Based on the foregoing, IT IS HEREBY ORDERED THAT Defendants' Motion For Summary Judgment is GRANTED as to Plaintiff's Title VII cause of action. IT IS FURTHER ORDERED that all remaining causes of action be REMANDED to the Richland County Court of Common Pleas.

IT IS SO ORDERED.

NOTES

[1] The motion is styled "Defendants' Motion to Dismiss and/or for Summary Judgment." Because the Court has considered materials outside the pleadings in determining this motion, Defendants' motion to dismiss is incorporated into their motion for summary judgment.

[2] At an earlier hearing on plaintiff's motion to remand, the Court found that the original complaint conferred federal jurisdiction because, as pled, it could be read to allege a retaliatory discharge in violation of OSHA. See McElroy v. SOS International, Inc., 730 F. Supp. 803, 805 (N.D.Ill.1989). Although the plaintiff informed the Court that she is not pursuing this action pursuant to OSHA, the Court retained jurisdiction over this action. The basis for the Court's retaining jurisdiction was not a possible OSHA claim, which had been disclaimed by the Plaintiff, but instead the Plaintiff's addition of the Title VII claim to a complaint which had properly been removed to federal court.

[3] Defendants raise two additional arguments in support of their motion for summary judgment as to Plaintiff's Title VII claim. First, Defendants argue that this cause of action is barred by Title VII's ninety day statute of limitations. Defendants also argue that the administrative determinations of the South Carolina Human Affairs Commission and the Equal Employment Opportunity Commission that Palmetto employed less than fifteen employees at all pertinent times are binding upon the Court pursuant to the doctrine of res judicata. These arguments are mooted by the Court's determination that it lacks subject matter jurisdiction over Plaintiff's Title VII claim.

[4] While Johnson addresses whether a parent corporation may be considered the employer of its wholly-owned subsidiary's employees in an age discrimination case, the principles of the case are equally valid for determining whether two business entities may be deemed to be a single employer in the context of Title VII.

[5] This is particularly true in light of the fact that the funds of the two entities were accounted for separately.

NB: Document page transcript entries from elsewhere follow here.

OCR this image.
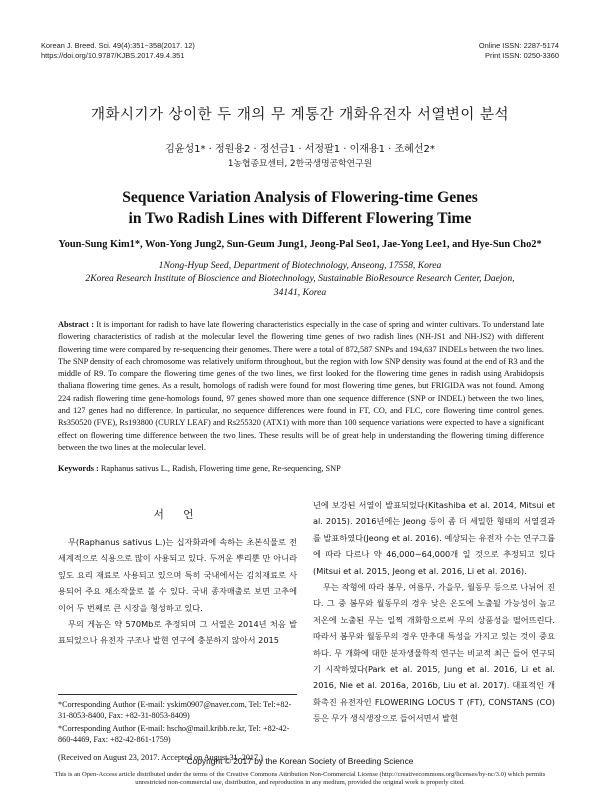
Korean J. Breed. Sci. 49(4):351~358(2017. 12)
https://doi.org/10.9787/KJBS.2017.49.4.351
Online ISSN: 2287-5174
Print ISSN: 0250-3360
개화시기가 상이한 두 개의 무 계통간 개화유전자 서열변이 분석
김윤성1* · 정원용2 · 정선금1 · 서정팔1 · 이재용1 · 조혜선2*
1농협종묘센터, 2한국생명공학연구원
Sequence Variation Analysis of Flowering-time Genes
in Two Radish Lines with Different Flowering Time
Youn-Sung Kim1*, Won-Yong Jung2, Sun-Geum Jung1, Jeong-Pal Seo1, Jae-Yong Lee1, and Hye-Sun Cho2*
1Nong-Hyup Seed, Department of Biotechnology, Anseong, 17558, Korea
2Korea Research Institute of Bioscience and Biotechnology, Sustainable BioResource Research Center, Daejon,
34141, Korea
Abstract : It is important for radish to have late flowering characteristics especially in the case of spring and winter cultivars. To understand late flowering characteristics of radish at the molecular level the flowering time genes of two radish lines (NH-JS1 and NH-JS2) with different flowering time were compared by re-sequencing their genomes. There were a total of 872,587 SNPs and 194,637 INDELs between the two lines. The SNP density of each chromosome was relatively uniform throughout, but the region with low SNP density was found at the end of R3 and the middle of R9. To compare the flowering time genes of the two lines, we first looked for the flowering time genes in radish using Arabidopsis thaliana flowering time genes. As a result, homologs of radish were found for most flowering time genes, but FRIGIDA was not found. Among 224 radish flowering time gene-homologs found, 97 genes showed more than one sequence difference (SNP or INDEL) between the two lines, and 127 genes had no difference. In particular, no sequence differences were found in FT, CO, and FLC, core flowering time control genes. Rs350520 (FVE), Rs193800 (CURLY LEAF) and Rs255320 (ATX1) with more than 100 sequence variations were expected to have a significant effect on flowering time difference between the two lines. These results will be of great help in understanding the flowering timing difference between the two lines at the molecular level.
Keywords : Raphanus sativus L., Radish, Flowering time gene, Re-sequencing, SNP
서 언

무(Raphanus sativus L.)는 십자화과에 속하는 초본식물로 전세계적으로 식용으로 많이 사용되고 있다. 두꺼운 뿌리뿐 만 아니라 잎도 요리 재료로 사용되고 있으며 특히 국내에서는 김치재료로 사용되어 주요 채소작물로 볼 수 있다. 국내 종자매출로 보면 고추에 이어 두 번째로 큰 시장을 형성하고 있다.

무의 게놈은 약 570Mb로 추정되며 그 서열은 2014년 처음 발표되었으나 유전자 구조나 발현 연구에 충분하지 않아서 2015

년에 보강된 서열이 발표되었다(Kitashiba et al. 2014, Mitsui et al. 2015). 2016년에는 Jeong 등이 좀 더 세밀한 형태의 서열결과를 발표하였다(Jeong et al. 2016). 예상되는 유전자 수는 연구그룹에 따라 다르나 약 46,000~64,000개 일 것으로 추정되고 있다(Mitsui et al. 2015, Jeong et al. 2016, Li et al. 2016).

무는 작형에 따라 봄무, 여름무, 가을무, 월동무 등으로 나뉘어 진다. 그 중 봄무와 월동무의 경우 낮은 온도에 노출될 가능성이 높고 저온에 노출된 무는 일찍 개화함으로써 무의 상품성을 떨어뜨린다. 따라서 봄무와 월동무의 경우 만추대 특성을 가지고 있는 것이 중요하다. 무 개화에 대한 분자생물학적 연구는 비교적 최근 들어 연구되기 시작하였다(Park et al. 2015, Jung et al. 2016, Li et al. 2016, Nie et al. 2016a, 2016b, Liu et al. 2017). 대표적인 개화촉진 유전자인 FLOWERING LOCUS T (FT), CONSTANS (CO) 등은 무가 생식생장으로 들어서면서 발현

*Corresponding Author (E-mail: yskim0907@naver.com, Tel: Tel:+82-31-8053-8400, Fax: +82-31-8053-8409)

*Corresponding Author (E-mail: hscho@mail.kribb.re.kr, Tel: +82-42-860-4469, Fax: +82-42-861-1759)

(Received on August 23, 2017. Accepted on August 31, 2017.)

Copyright © 2017 by the Korean Society of Breeding Science
This is an Open-Access article distributed under the terms of the Creative Commons Attribution Non-Commercial License (http://creativecommons.org/licenses/by-nc/3.0) which permits unrestricted non-commercial use, distribution, and reproduction in any medium, provided the original work is properly cited.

[6] Under Plaintiff's analysis, the full-time employer of a plaintiff who "moonlights" on a part-time basis for an unrelated entity could be subject to Title VII liability solely on the basis of the discriminatory actions of the part-time employer over which it has absolutely no control. This possibility of liability without fault is a concept foreign to all Title VII jurisprudence of which the Court is aware.

[7] Although Plaintiff argues that the record supports the inference that she was employed by the Carpet Center, nothing in the record indicates that she did any work for the Carpet Center or that anyone employed by the Carpet Center supervised or controlled any of her work.

[8] Goldberg testified that the two entities jointly purchase "one or two" commodity items, such as cement, because such items are sold in bulk and "it doesn't pay" for one entity to purchase an entire order of such items. Such joint purchases of a few bulk items hardly constitutes the "highly integrated" commingling of assets contemplated by the Johnson court, particularly in light of the fact that each entity carries exclusive product lines.

[9] Again, the fact that one of the Carpet Center's employees is listed on Palmetto's "Employer Quarterly Report of Employee Wages" for a single quarter hardly constitutes the "highly integrated" joint use of employees contemplated by the Johnson court.

[10] Although the evidence in this case, all of which must be taken as true at this stage of the proceedings, indicates that all parties to this action have engaged in troubling conduct, the remaining issues presented in this action are governed by state law and should be resolved by the state court. The Court expresses no opinion as to the validity of any of the state law claims or counterclaims presented in this action.